Страшно побледневший Меер стоял у радио.
Выступал Молотов. Он сообщил, что на рассвете фашистская Германия напала на Советский Союз.
Началась война.
ВМЕСТО ПОСЛЕСЛОВИЯ
ВМЕСТО ПОСЛЕСЛОВИЯ
Михаэль ЗАНД
С трепетом душевным принял я предложение Фаины Баазовой написать послесловие к этой книге, предложение, которое я считаю для себя большой честью.
Имя Баазов высечено на скрижалях героизма и самопожертвования нашего народа. Оно является одним из наиболее выдающихся и известных имен в истории грузинской еврейской общины. Место Давида Баазова в истории сионизма в Грузии и место Герцеля Баазова в грузинско-еврейской культуре – это темы для большого серьезного исследования, которое, разумеется, не может быть сделано в рамках этого послесловия. Трагедия дома Баазовых во времена "великого террора", как принято называть период советской истории между 1936 и 1938 годами, описана Фаиной Баазовой с такой силой, выразительностью и достоверностью, что едва ли остается место для дополнений.

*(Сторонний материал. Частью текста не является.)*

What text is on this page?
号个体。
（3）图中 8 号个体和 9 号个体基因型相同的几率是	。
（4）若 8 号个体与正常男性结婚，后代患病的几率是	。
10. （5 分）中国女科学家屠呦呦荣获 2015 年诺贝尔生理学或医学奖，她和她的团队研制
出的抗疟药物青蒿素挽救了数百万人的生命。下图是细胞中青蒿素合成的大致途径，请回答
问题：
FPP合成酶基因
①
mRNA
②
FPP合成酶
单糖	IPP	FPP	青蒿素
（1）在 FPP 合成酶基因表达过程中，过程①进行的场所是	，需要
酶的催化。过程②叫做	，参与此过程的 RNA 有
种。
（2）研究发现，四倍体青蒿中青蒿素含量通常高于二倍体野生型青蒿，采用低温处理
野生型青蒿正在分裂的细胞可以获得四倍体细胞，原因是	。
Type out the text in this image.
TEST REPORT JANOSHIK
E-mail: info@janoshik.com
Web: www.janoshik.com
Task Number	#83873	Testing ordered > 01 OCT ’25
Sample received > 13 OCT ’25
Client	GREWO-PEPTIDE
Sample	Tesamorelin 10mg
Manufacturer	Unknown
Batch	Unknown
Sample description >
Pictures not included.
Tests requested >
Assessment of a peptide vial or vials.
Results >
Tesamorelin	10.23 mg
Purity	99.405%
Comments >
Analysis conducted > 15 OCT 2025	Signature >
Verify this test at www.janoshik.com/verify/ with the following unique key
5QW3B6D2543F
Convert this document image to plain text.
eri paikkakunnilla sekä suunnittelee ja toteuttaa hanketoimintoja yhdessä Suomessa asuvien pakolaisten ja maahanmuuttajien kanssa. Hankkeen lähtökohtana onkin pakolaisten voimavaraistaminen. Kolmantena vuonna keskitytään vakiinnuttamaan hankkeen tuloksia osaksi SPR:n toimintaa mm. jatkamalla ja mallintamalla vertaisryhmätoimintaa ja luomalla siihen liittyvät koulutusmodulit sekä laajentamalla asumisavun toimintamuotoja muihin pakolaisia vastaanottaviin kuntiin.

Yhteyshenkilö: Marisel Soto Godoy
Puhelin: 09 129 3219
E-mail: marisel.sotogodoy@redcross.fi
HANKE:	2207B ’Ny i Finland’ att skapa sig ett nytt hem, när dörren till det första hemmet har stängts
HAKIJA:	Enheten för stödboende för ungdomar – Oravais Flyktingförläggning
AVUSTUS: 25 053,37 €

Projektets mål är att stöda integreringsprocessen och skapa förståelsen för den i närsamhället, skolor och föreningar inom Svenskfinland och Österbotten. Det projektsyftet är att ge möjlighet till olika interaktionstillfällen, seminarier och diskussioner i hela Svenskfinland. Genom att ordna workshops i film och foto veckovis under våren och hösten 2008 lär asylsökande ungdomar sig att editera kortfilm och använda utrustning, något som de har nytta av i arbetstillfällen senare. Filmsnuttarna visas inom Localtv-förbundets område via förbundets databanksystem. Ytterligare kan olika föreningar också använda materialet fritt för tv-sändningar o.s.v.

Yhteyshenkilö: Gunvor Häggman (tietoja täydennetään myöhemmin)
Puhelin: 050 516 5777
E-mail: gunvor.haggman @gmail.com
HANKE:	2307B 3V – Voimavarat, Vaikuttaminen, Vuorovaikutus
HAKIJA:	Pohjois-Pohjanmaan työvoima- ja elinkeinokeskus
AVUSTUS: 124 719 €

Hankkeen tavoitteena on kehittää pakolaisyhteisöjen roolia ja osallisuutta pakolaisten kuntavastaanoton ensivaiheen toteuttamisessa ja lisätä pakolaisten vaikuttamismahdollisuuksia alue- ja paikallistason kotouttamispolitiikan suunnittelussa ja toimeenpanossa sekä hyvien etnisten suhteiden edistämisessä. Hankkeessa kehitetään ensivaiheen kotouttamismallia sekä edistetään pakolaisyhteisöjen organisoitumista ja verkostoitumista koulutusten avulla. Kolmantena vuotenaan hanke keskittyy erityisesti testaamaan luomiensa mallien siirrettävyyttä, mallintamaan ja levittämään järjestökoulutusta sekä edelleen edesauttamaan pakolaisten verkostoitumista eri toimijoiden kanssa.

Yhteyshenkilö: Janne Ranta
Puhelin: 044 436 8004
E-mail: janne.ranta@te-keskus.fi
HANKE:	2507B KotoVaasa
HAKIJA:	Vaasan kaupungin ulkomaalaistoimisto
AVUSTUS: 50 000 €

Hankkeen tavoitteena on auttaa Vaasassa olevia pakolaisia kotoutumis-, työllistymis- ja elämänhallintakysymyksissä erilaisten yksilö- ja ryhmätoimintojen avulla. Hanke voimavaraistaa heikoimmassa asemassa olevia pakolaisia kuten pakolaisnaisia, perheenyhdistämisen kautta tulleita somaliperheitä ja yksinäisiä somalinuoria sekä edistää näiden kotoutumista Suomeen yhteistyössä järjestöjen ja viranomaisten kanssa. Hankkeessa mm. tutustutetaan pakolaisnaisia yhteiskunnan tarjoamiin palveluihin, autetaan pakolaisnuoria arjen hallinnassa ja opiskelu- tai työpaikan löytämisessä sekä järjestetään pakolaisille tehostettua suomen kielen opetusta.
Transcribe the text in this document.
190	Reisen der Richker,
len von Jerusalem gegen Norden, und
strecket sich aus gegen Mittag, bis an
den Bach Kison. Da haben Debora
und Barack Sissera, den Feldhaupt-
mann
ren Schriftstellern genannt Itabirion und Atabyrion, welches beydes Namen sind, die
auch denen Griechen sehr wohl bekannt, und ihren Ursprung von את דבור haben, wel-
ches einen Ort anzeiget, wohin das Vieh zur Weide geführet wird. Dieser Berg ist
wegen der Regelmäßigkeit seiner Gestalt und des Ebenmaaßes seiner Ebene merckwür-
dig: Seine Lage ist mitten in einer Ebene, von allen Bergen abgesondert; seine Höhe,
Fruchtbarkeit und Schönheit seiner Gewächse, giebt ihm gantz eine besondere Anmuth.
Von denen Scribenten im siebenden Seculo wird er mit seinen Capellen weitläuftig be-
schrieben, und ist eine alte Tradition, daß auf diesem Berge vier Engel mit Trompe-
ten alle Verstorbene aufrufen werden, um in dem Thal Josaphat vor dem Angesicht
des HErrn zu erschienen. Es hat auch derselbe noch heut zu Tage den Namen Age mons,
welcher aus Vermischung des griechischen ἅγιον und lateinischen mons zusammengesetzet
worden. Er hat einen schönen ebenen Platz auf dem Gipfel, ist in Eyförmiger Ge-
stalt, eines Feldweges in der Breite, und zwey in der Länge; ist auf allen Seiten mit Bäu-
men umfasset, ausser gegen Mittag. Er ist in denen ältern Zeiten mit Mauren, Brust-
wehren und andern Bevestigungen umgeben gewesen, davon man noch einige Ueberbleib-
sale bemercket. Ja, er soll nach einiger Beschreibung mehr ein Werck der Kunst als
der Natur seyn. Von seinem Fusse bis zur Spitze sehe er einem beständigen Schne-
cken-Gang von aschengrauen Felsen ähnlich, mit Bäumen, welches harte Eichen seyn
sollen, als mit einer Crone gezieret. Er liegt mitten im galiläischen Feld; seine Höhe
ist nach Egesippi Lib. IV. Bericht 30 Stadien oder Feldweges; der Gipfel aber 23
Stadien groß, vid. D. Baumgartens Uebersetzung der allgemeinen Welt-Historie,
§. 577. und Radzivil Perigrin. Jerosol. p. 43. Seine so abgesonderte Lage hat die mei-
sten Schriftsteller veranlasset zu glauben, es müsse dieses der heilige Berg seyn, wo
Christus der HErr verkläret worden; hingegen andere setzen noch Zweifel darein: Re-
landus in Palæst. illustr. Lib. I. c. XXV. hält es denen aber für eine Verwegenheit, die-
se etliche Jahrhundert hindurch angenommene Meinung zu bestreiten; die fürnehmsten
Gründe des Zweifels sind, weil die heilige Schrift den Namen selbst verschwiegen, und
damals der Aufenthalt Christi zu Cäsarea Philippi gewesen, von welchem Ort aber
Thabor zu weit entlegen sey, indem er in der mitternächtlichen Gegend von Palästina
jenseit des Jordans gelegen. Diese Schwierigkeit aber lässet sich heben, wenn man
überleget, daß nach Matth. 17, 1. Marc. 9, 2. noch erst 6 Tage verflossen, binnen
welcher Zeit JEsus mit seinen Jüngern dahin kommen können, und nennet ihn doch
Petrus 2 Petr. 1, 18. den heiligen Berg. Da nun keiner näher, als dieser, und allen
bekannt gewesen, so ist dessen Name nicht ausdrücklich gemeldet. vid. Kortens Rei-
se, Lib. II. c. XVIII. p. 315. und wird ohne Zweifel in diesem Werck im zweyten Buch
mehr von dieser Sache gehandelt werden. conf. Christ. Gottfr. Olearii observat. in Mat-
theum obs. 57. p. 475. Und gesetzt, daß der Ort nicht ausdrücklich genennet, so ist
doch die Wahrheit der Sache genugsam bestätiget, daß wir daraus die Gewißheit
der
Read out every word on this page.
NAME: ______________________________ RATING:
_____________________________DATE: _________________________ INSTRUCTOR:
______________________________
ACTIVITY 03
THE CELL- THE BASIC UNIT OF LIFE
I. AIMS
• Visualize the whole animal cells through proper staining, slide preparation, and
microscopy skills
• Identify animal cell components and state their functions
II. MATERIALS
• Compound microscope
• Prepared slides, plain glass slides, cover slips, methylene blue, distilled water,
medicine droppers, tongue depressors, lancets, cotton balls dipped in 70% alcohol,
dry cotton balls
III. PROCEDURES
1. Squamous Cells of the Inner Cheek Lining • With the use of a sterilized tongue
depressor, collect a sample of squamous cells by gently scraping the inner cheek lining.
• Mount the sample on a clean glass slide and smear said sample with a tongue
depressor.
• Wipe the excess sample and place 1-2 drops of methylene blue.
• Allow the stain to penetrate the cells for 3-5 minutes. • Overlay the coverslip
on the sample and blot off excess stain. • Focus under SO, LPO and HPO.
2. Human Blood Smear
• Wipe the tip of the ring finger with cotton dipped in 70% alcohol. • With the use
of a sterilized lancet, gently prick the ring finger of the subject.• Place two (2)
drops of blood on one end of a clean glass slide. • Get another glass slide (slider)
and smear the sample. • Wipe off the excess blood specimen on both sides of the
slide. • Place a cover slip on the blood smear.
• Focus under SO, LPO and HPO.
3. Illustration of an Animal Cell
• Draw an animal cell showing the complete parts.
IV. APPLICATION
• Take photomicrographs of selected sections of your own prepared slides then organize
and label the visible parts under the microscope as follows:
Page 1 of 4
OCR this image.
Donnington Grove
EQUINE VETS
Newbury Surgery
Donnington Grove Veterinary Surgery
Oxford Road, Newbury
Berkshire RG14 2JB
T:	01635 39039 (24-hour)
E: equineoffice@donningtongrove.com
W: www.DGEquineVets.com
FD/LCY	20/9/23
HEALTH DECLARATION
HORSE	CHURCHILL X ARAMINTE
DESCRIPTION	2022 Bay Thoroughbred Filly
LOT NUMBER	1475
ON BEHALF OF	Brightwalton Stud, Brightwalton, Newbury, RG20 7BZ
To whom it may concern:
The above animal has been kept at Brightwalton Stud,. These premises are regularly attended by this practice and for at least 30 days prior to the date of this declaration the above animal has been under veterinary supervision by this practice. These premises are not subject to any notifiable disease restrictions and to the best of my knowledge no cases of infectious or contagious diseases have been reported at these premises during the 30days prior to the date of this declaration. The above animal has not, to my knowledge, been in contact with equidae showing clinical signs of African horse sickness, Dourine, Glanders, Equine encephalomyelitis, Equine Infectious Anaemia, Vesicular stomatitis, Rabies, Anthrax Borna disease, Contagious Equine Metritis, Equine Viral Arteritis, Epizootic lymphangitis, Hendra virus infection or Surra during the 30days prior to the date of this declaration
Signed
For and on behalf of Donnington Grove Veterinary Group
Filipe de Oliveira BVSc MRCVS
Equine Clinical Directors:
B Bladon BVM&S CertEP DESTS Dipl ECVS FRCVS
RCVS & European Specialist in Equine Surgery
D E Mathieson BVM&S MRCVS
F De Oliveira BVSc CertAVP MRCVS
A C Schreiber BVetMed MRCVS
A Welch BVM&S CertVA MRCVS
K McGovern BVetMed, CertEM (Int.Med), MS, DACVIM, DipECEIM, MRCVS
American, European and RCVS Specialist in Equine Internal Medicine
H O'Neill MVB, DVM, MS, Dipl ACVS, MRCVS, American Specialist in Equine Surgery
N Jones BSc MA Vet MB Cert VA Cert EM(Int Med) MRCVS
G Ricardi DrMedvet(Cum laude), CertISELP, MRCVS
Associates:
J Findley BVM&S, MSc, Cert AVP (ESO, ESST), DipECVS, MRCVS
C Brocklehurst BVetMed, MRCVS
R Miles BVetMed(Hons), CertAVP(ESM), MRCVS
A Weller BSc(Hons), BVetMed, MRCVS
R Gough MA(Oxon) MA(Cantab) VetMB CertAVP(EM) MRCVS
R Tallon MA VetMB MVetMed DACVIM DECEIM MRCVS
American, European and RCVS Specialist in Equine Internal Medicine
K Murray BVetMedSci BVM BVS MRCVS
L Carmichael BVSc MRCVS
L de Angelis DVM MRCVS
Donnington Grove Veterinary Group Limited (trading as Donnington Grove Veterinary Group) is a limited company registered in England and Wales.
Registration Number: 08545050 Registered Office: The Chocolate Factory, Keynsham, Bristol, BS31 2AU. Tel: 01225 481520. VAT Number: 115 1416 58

Однако имя Баазов вот уже около тридцати лет вплетено в мою жизнь. И вот об этом и только об этом я расскажу здесь, не претендуя ни на что большее.
В конце 1948 или начале 1949 года я, тогда студент Московского университета, листая журналы по востоковедению, выходившие в СССР в конце 20-х – начале 30-х годов, наткнулся в одном из них на отрывок из романа о жизни грузинских евреев, носившего название "Петхаин". Над отрывком стояло имя автора – Герцель Баазов. Я был тогда уже достаточно "образован", чтобы догадаться, что автор этого романа – еврей, названный Герцелем в честь основателя движения, которое совсем недавно добилось создания Еврейского государства, и что фамилия Баазов происходит от библейского имени Боаз. Я принялся искать этот роман, но не нашел ни в одной библиотеке. Тогда я стал наводить справки об авторе. В энциклопедиях, обзорах и университетских курсах по грузинской литературе, изданных в конце 30-х и в 40-х годах, он не упоминался, в некоторых же изданиях подобного рода, увидевших свет в первой половине 30-х годов, его имя прославлялось.
Я вырос в большом доме в центре Москвы. Дом этот плотно заселяли около ста семейств политэмигрантов, которые либо сами бежали в "столицу мирового пролетариата", либо были вызваны советским руководством в 20-х и в начале 30-х годов. К концу 1937 года во всем доме осталось только четверо мужчин. Все остальные – в том числе и мой отец, да отомстит Господь за его кровь, – были арестованы Народным Комиссариатом Внутренних Дел (НКВД, ныне КГБ) и бесследно исчезли. Итак, мне было нетрудно сообразить, что судьба этого так тщательно замалчиваемого писателя такова же, как судьба мужчин нашего дома.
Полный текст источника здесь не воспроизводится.